Auch über die Lebensumstände ihres Helden sind die zwei sich bald einig. Nein, seine Eltern sind nicht reich, sondern leben in einem beschaulichen Einfamilienhaus am Stadtrand. Ohnehin soll er nicht allein bleiben, es müssen Kameraden her. Und wie ihre Schule aussieht, weiß der Zeichner Jean-Jacques genau: gerade so wie die, in die er damals in Bordeaux ging. Dank seines flinken Strichs haben wir alles sofort vor Augen.
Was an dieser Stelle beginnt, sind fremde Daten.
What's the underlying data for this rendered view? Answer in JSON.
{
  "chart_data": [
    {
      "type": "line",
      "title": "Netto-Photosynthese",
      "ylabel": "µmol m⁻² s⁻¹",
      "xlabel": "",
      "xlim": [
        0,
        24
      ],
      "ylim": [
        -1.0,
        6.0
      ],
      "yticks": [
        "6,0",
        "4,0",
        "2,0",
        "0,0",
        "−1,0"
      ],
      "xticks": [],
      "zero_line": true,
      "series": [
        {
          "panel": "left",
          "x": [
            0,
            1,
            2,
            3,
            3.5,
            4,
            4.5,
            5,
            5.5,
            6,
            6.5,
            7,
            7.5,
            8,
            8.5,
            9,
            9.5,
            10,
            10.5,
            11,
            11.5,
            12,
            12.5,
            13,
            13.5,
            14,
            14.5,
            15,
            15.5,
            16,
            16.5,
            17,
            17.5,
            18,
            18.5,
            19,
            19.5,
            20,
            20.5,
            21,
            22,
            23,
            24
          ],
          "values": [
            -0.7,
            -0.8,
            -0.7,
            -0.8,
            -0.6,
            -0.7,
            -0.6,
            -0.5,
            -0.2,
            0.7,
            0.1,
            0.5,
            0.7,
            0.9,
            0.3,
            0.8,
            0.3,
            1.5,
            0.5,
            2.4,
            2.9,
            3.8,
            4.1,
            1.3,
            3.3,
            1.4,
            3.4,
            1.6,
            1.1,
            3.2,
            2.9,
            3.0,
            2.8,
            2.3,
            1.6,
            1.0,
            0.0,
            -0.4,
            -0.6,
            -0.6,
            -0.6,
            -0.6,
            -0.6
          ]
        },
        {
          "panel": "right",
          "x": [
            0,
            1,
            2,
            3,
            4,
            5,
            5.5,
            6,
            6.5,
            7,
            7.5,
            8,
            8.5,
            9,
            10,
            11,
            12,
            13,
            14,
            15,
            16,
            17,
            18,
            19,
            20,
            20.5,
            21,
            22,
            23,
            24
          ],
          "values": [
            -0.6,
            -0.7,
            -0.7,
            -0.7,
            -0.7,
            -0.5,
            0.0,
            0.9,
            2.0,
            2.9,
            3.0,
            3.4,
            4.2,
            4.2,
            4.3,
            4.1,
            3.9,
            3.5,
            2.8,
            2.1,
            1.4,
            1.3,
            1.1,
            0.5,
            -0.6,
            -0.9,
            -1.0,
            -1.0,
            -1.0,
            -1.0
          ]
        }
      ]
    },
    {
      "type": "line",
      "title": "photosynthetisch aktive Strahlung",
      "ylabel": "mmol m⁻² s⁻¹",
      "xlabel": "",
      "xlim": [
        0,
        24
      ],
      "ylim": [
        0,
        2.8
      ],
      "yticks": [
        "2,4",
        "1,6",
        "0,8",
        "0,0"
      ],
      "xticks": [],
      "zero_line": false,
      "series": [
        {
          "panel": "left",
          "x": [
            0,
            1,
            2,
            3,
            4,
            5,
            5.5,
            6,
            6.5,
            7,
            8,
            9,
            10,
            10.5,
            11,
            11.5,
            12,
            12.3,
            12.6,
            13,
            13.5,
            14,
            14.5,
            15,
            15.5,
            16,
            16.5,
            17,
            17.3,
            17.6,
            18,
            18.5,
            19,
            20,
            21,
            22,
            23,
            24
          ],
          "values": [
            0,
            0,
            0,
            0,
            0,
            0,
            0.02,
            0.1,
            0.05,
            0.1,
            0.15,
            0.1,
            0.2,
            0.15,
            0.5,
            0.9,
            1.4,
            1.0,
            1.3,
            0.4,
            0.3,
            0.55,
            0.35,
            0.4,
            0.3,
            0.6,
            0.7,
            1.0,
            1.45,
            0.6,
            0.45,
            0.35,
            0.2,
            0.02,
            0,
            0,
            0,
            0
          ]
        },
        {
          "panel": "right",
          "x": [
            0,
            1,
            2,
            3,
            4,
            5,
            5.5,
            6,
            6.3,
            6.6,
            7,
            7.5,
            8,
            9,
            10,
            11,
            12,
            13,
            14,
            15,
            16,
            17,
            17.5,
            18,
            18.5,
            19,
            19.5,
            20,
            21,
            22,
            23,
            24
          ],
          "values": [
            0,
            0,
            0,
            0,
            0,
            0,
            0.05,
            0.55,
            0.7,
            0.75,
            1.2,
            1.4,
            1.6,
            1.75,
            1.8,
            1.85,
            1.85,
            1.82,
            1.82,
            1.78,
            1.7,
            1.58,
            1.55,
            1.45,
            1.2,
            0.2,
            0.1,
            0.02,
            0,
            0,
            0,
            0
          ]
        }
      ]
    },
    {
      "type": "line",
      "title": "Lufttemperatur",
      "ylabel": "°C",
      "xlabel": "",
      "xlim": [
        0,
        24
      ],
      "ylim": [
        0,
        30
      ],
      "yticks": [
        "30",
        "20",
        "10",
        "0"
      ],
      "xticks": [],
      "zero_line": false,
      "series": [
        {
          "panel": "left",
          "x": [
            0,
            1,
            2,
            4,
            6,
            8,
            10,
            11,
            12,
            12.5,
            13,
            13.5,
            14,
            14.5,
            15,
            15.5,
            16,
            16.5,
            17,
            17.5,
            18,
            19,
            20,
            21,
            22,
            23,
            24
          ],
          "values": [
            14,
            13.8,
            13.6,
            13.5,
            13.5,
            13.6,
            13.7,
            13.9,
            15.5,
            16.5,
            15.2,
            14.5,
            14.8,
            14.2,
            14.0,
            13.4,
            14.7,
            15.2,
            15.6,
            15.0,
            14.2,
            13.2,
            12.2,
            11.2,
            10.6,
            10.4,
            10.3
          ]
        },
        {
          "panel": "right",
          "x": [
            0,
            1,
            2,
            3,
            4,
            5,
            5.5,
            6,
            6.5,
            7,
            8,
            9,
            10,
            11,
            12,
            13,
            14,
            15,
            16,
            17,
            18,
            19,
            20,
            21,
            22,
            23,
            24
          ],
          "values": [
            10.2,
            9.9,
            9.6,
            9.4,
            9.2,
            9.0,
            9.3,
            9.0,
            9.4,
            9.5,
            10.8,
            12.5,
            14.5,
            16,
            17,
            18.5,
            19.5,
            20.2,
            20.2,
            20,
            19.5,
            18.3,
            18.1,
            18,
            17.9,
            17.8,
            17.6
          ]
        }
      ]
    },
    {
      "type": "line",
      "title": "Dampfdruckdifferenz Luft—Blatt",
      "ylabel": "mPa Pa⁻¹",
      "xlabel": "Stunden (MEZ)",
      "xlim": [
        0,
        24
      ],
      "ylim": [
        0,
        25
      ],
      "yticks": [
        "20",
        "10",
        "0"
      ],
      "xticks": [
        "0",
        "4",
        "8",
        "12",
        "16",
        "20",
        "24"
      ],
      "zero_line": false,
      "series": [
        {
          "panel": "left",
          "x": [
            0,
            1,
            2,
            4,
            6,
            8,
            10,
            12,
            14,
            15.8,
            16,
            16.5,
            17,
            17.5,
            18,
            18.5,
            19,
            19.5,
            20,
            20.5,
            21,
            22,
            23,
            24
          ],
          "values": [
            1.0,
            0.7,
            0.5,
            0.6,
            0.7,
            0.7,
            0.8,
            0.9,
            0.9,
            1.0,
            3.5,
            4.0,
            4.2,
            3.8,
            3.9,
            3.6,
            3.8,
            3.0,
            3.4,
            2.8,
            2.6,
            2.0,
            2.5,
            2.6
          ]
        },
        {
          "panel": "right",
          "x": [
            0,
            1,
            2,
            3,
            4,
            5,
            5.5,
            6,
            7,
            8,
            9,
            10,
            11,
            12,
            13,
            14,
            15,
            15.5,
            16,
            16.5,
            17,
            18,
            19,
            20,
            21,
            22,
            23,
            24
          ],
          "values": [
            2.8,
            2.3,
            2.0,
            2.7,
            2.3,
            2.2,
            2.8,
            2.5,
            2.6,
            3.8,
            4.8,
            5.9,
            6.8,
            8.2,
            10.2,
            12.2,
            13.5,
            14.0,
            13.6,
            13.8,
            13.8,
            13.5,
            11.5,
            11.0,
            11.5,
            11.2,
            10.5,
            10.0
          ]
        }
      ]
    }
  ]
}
Vielleicht hat sich die Geburtsstunde des kleinen Nick in den 1950er Jahren ja tatsächlich so zugetragen: an einem Pariser Bistrotisch, im munteren Schlagabtausch der Einfälle. Die luftige, idyllische Szenerie beglaubigt es jedenfalls. Paris ist in Aquarellfarben getaucht und das Leben seiner Bewohner wird von keiner Sorge beschwert. Der unternehmungslustige, vorwitzige Schelm, den Sempé und Goscinny ausgeheckt haben, könnte jeden Moment um eine Straßenecke biegen. Dieser Film unternimmt eine Reise ins Herz der Nostalgie. Willkommen in dem heiteren Nachkriegsfrankreich, das die zwei kunstvoll verklärt haben!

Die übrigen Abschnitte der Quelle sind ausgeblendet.